Emma Santos, c’est quelqu’un de très intimidant. Possédée, conne on disait dans le village de son enfance, dépossédée de tout, de l’homme, de l’enfant qu’elle portait, de son propre corps, elle ne survit que par les mots. C’est une enfermée à vie, on l’a fait entrer de force dans le système psychiatrique, l’asile, l’hôpital, l’hôpital de jour, les piqûres, les interrogatoires, l’humiliation, l’abrutissement, la solitude hors du temps, à ce point que maintenant, dehors, c’est encore comme dedans : l’enfermement, la solitude, l’indifférence. Sauf que dehors, comme elle l’a fait dedans en cachette, elle peut écrire, projeter hors d’elle ses mots, tous ses mots qui sont elle et qui crachent à la figure de tout ce pouvoir terrible, haïssable, qui l’a coupée, mutilée, castrée et mal castrée, elle comme tant d’autres. Les mots sont sa force, sa seule force : « Il faut inventer le langage. Une nécessité pour survivre et résister ». Car si on n’invente pas le langage, c’est encore « eux » qui vous imposent leurs mots, leurs sales mots : « Si vous ne l’aviez pas torturée, matraquée, droguée, jusqu’à ce qu’elle répète vos mots à vous, si vous l’aviez laissée vivre sans médicament elle aurait son langage ». Sa force, sa violence contenue, sa résistance qui se nourrit de l’usure même vont s’exercer en premier lieu sur les mots eux-mêmes : « Elle veut bousculer déranger inverser renverser désarticuler désatomiser les mots, les anéantir détruire secouer démolir vider, les pulvériser les mots ». C’est pourquoi on n’ose pas parler d’elle sans laisser ses propres mots le faire tout seuls. Pas seulement les mots, mais aussi et surtout « les blancs, les espaces vides entre les mots et les lignes, la transpiration et le sourire ».

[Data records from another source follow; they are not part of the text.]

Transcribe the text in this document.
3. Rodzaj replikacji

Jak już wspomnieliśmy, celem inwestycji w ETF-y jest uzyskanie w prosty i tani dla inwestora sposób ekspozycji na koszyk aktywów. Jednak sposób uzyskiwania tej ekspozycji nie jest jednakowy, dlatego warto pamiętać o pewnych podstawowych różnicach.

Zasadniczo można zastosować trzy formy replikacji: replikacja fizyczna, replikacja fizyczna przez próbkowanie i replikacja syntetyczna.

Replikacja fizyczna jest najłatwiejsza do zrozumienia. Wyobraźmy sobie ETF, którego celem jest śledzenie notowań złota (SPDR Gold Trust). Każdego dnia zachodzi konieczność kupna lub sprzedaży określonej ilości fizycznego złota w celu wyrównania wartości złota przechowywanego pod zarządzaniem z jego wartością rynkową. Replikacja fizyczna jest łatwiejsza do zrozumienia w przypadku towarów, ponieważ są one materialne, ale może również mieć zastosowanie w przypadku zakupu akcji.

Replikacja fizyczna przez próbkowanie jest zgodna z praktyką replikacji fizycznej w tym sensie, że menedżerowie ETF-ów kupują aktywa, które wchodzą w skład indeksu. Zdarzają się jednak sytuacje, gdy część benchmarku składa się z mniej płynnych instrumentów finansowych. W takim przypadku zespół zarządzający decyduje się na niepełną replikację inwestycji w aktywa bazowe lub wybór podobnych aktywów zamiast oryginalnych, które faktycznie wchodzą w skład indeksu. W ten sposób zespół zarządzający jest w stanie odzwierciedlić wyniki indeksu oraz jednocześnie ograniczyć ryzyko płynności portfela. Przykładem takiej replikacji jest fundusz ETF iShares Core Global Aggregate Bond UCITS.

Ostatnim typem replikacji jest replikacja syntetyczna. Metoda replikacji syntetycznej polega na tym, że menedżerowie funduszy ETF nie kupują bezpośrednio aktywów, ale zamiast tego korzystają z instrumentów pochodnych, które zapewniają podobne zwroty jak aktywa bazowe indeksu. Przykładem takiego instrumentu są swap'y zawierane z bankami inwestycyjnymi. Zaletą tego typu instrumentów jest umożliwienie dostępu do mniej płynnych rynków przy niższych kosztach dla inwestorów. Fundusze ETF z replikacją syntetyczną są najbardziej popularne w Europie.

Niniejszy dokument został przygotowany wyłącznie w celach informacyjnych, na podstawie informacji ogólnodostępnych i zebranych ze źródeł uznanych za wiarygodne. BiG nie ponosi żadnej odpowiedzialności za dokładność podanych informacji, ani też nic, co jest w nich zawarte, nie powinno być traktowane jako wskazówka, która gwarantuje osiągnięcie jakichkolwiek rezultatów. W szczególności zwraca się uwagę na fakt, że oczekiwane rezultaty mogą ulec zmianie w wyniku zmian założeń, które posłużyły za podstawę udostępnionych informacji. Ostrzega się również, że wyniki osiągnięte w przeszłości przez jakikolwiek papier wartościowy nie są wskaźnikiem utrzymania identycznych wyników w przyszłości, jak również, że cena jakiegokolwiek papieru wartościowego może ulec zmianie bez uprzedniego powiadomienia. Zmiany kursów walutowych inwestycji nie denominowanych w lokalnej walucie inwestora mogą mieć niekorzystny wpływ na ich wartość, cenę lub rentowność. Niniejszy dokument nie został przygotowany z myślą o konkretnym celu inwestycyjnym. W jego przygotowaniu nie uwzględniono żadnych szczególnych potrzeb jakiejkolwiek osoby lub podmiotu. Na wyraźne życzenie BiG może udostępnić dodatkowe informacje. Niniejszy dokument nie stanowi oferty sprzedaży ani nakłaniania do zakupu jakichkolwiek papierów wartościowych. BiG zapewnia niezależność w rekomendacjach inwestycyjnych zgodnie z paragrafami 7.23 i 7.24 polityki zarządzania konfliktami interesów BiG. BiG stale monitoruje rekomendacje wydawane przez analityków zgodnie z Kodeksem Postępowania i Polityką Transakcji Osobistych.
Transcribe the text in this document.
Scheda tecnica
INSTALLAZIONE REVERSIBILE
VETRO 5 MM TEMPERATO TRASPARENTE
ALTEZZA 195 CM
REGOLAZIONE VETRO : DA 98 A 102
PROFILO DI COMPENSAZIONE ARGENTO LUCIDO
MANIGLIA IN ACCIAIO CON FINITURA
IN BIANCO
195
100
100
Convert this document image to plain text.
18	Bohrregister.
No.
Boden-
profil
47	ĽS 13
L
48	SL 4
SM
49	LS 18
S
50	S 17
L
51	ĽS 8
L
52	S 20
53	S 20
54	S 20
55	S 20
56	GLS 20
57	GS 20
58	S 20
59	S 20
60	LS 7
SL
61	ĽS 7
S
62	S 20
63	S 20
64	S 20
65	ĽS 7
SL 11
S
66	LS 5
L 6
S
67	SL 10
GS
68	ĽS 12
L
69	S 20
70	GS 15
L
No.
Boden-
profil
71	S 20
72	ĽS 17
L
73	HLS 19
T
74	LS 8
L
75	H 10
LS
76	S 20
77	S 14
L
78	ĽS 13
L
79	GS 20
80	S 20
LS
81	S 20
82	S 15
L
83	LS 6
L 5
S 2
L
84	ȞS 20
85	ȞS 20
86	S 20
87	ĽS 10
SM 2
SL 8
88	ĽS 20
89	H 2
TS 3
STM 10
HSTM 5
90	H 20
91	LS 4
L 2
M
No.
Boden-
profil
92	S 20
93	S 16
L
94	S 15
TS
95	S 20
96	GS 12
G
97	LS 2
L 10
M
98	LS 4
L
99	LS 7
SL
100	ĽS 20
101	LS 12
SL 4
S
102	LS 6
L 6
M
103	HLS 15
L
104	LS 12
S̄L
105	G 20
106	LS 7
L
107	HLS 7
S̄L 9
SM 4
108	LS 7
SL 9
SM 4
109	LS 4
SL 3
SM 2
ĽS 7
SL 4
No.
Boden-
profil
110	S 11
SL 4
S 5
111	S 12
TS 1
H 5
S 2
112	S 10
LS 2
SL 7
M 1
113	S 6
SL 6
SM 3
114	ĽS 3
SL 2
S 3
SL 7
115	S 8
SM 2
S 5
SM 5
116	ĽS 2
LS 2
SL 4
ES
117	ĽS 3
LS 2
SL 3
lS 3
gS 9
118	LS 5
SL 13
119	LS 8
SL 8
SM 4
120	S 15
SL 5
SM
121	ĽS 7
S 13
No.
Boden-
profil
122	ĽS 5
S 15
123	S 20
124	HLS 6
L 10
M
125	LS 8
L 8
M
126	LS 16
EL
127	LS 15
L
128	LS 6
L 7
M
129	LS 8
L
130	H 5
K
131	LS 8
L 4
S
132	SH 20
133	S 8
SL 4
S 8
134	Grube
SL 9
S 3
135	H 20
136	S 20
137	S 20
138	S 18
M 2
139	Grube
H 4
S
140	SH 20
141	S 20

Si Emma Santos se retrouve déambuler dans les catacombes du Nouveau Carré en disant tout haut son délire, en ravivant par la parole son écriture, elle qui n’est pas comédienne et qui n’a, elle le dit, aucun intérêt pour le métier de comédienne, c’est par refus de se laisser prendre son seul bien. Quand Claude Régy a commencé un travail sur ses textes avec sa participation et avec des comédiens, elle n’a pas supporté cette appropriation par d’autres de ses mots : « Ça n’a semblé du viol, du vol, je ne voulais absolument pas donner mes textes. Je les ai lus devant Claude, et petit-à-petit on est arrivés à réduire le nombre des comédiens, et finalement je me suis retrouvée seule, donc improvisée comédienne ». Le montage des textes est surtout centré sur La Malcastrée, et sur un livre encore inédit, L’Itinéraire psychiatrique d’Emma Santos, document plus « objectif », c’est-à-dire, dit Emma Santos, qu’il « part moins dans le fantasme et dans la rêverie », et qu’il présente « ce chemin exemplaire », « cette expérience qui ne finit pas » d’être entrée dans le système par erreur et de ne plus arriver à s’en sortir. L’Absent, qui est encore là sans être là, c’est Santos, c’est l’homme qui est au centre de La Punition d’Arles et de J’ai tué Emma S. Car, finalement, n’est-ce pas son rôle même, d’être l’absent ?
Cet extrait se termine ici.